R5 = {c: Jcccc is connected}.
In these somewhat degenerate Jcccc cases, the four critical points collapse to two points, c and -3c, so we can say R5 = {c: c –fccc– > FINITE ) AND ( -3c –fccc– > FINITE }.


The RudyQuintic is fairly unprepossessing.

But if you zoom in, you can find some kind of pretty stuff.


RudyQuinticEightfoldMandel

But I have to say that the basic cubic Rudy set seems more interesting. It’s like those high powers wash things out. I was actually frightened when I zoomed into the cubic Rudy set and found the region shown below. It was like I was too far underwater, or too far out in space.


Venture to the RudyExtraterrestrial if you dare.

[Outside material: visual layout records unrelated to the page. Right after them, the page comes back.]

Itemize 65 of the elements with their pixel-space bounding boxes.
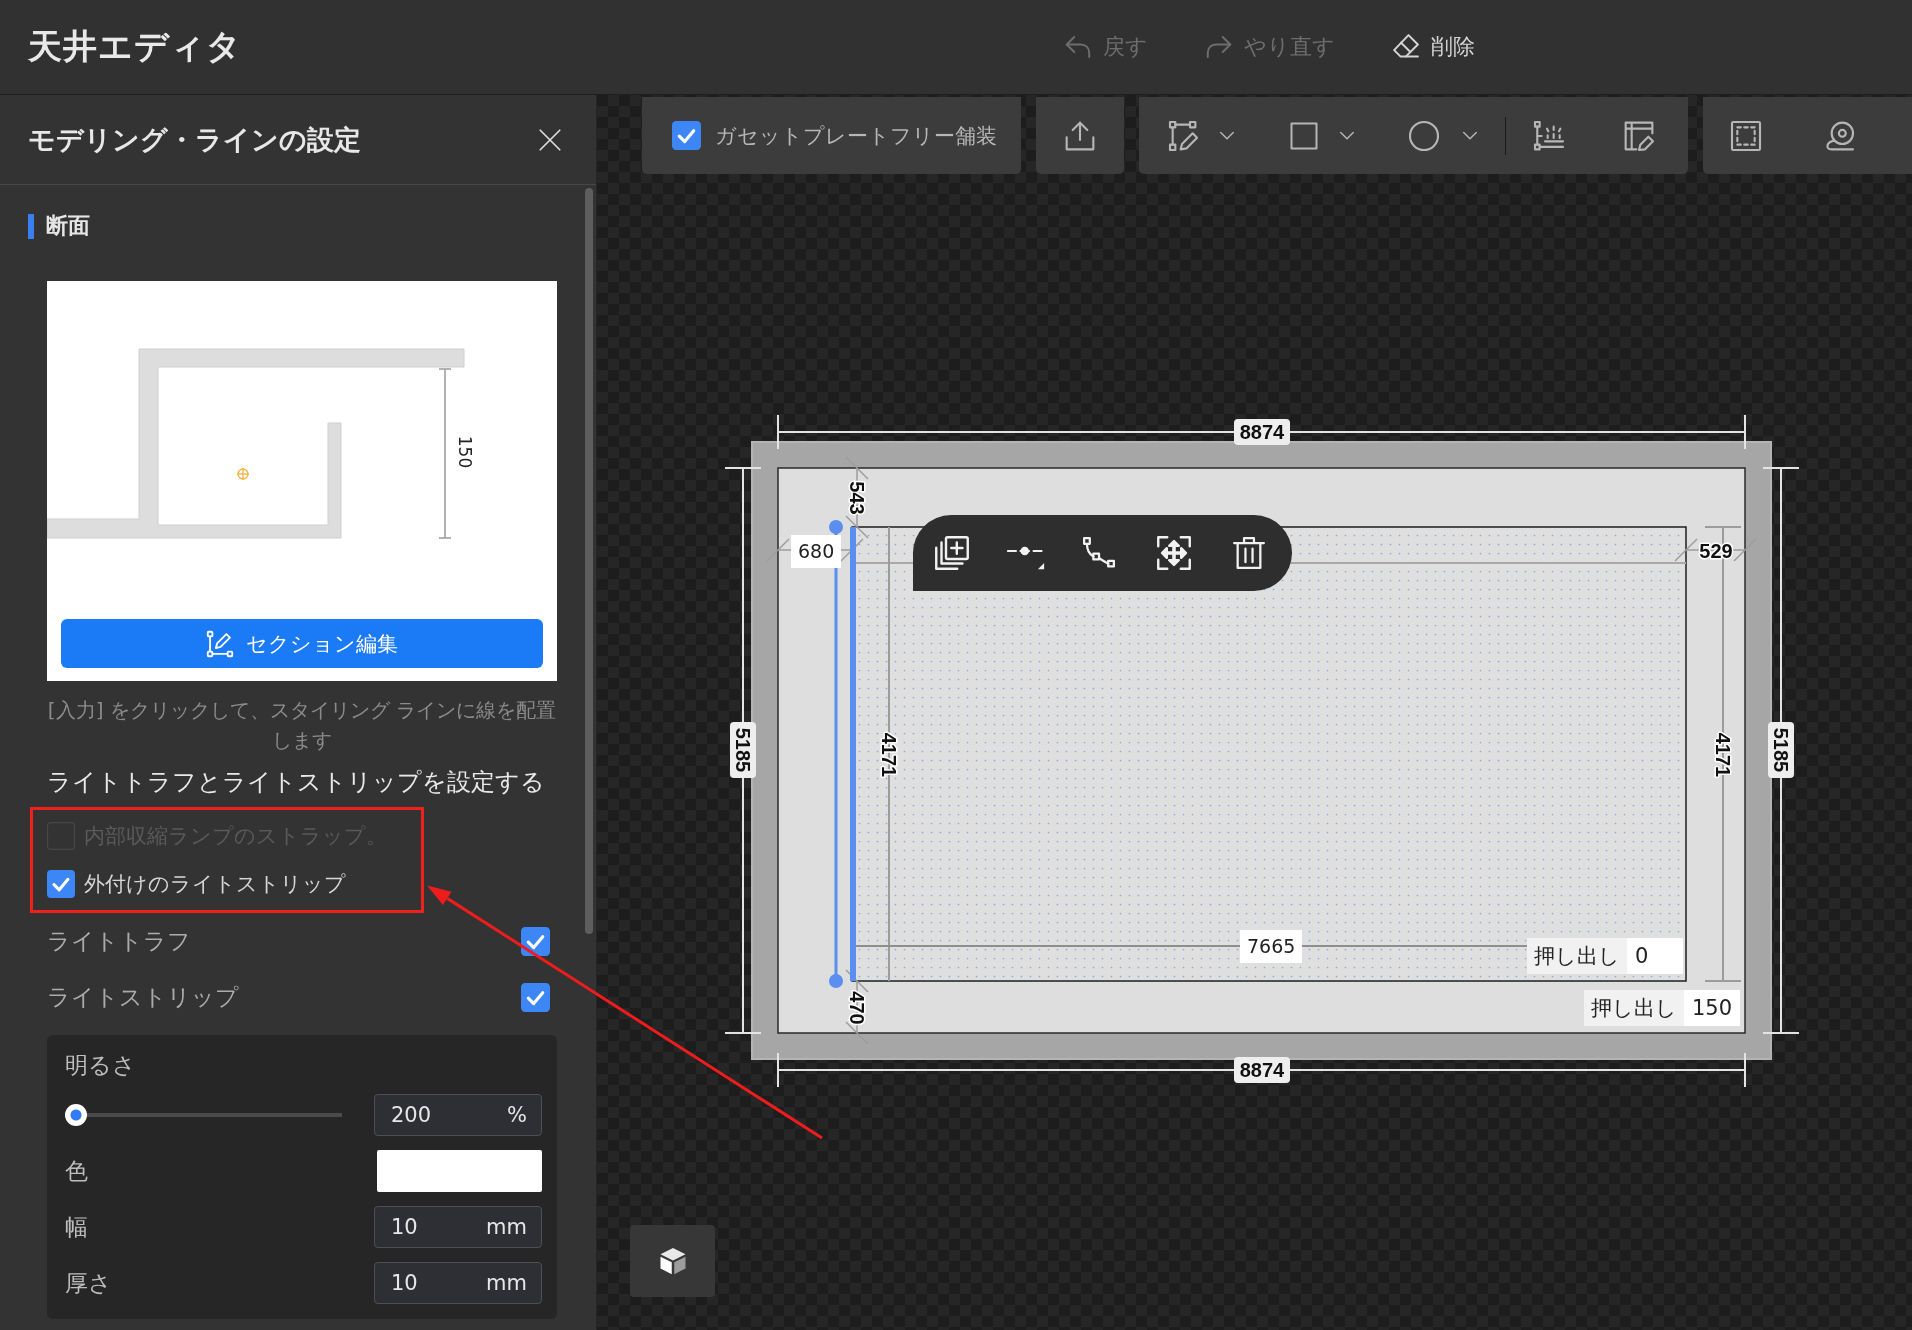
panel-title: モデリング・ラインの設定 [28, 122, 361, 157]
dimension-label: 4171 [1712, 732, 1734, 778]
checkbox[interactable] [521, 926, 550, 956]
trash-icon[interactable] [1232, 536, 1266, 570]
slider-thumb[interactable] [65, 1104, 87, 1126]
setting-label: 色 [65, 1157, 88, 1186]
extrude-label: 押し出し [1584, 990, 1684, 1026]
checkbox-label: ガセットプレートフリー舗装 [715, 122, 997, 150]
view-3d-button[interactable] [630, 1225, 715, 1297]
color-swatch[interactable] [377, 1150, 542, 1192]
number-field[interactable]: 200 % [374, 1094, 542, 1136]
section-heading: ライトトラフとライトストリップを設定する [47, 767, 546, 798]
dimension-label: 8874 [1234, 1057, 1290, 1083]
dimension-label: 5185 [730, 722, 756, 778]
app-title: 天井エディタ [28, 25, 242, 68]
setting-label: 幅 [65, 1213, 88, 1242]
checkbox[interactable] [47, 870, 75, 898]
copy-add-icon[interactable] [934, 535, 970, 571]
pen-path-icon[interactable] [1168, 119, 1200, 152]
edit-frame-icon[interactable] [1623, 119, 1655, 152]
toggle-label: ライトストリップ [47, 982, 239, 1012]
extrude-field[interactable]: 0 [1627, 938, 1683, 974]
select-area-icon[interactable] [1730, 119, 1762, 152]
upload-icon[interactable] [1064, 119, 1096, 152]
checkbox-label: 外付けのライトストリップ [84, 871, 346, 898]
number-field[interactable]: 10 mm [374, 1206, 542, 1248]
dimension-label: 543 [846, 481, 868, 515]
close-icon [537, 126, 563, 153]
close-button[interactable] [537, 126, 563, 153]
dimension-label: 470 [846, 991, 868, 1025]
square-icon[interactable] [1289, 120, 1319, 151]
checkbox[interactable] [672, 121, 701, 150]
dimension-label: 5185 [1768, 722, 1794, 778]
edge-handle[interactable] [829, 520, 843, 534]
scrollbar[interactable] [585, 188, 593, 934]
dimension-label: 8874 [1234, 419, 1290, 445]
section-edit-button[interactable]: セクション編集 [61, 619, 543, 668]
caret-icon[interactable] [1461, 129, 1479, 142]
dimension-label: 150 [455, 435, 475, 469]
circle-icon[interactable] [1408, 119, 1440, 152]
crosshair-icon [236, 467, 250, 481]
hint-text: [入力] をクリックして、スタイリング ラインに線を配置します [47, 697, 557, 754]
lasso-icon[interactable] [1823, 119, 1855, 152]
accent-bar-icon [28, 213, 34, 239]
setting-label: 厚さ [65, 1269, 112, 1298]
dimension-label: 529 [1699, 540, 1733, 562]
section-title: 断面 [46, 212, 90, 240]
pen-nodes-icon [206, 629, 234, 658]
setting-label: 明るさ [65, 1051, 137, 1080]
caret-icon[interactable] [1218, 129, 1236, 142]
move-icon[interactable] [1156, 535, 1192, 571]
delete-button[interactable]: 削除 [1391, 28, 1475, 66]
toggle-label: ライトトラフ [47, 926, 191, 956]
dimension-label: 4171 [878, 732, 900, 778]
selected-edge[interactable] [834, 527, 856, 981]
caret-icon[interactable] [1338, 129, 1356, 142]
edge-handle[interactable] [829, 974, 843, 988]
number-field[interactable]: 10 mm [374, 1262, 542, 1304]
dimension-label: 680 [791, 535, 842, 568]
checkbox[interactable] [521, 982, 550, 1012]
light-strip-icon[interactable] [1533, 119, 1565, 152]
dimension-label: 7665 [1240, 930, 1303, 963]
extrude-field[interactable]: 150 [1684, 990, 1740, 1026]
extrude-label: 押し出し [1527, 938, 1627, 974]
path-nodes-icon[interactable] [1082, 536, 1116, 570]
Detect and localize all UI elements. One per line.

In closing, note that you can in fact check the correctness of my old cubic Rudy Set, Quartic Rudy, and Quintic Rudy algorithms by using the Fractal Mode Switch feature. In Ultra Fractal, press F7 and move the cursor around over one of the three Rudy sets, and note that the corresponding Julia sets shown in the Fractal Mode window are connected if and only if the cursor is over a dark, interior region of the Rudy sets. While developing the algorithms, I in fact relied on this feature to make sure I wasn’t putting in bugs.

I’ll probably keep adding to this post as time goes by.

Remember , you can find it by using the simple URL tinyurl.com/rudyfractals.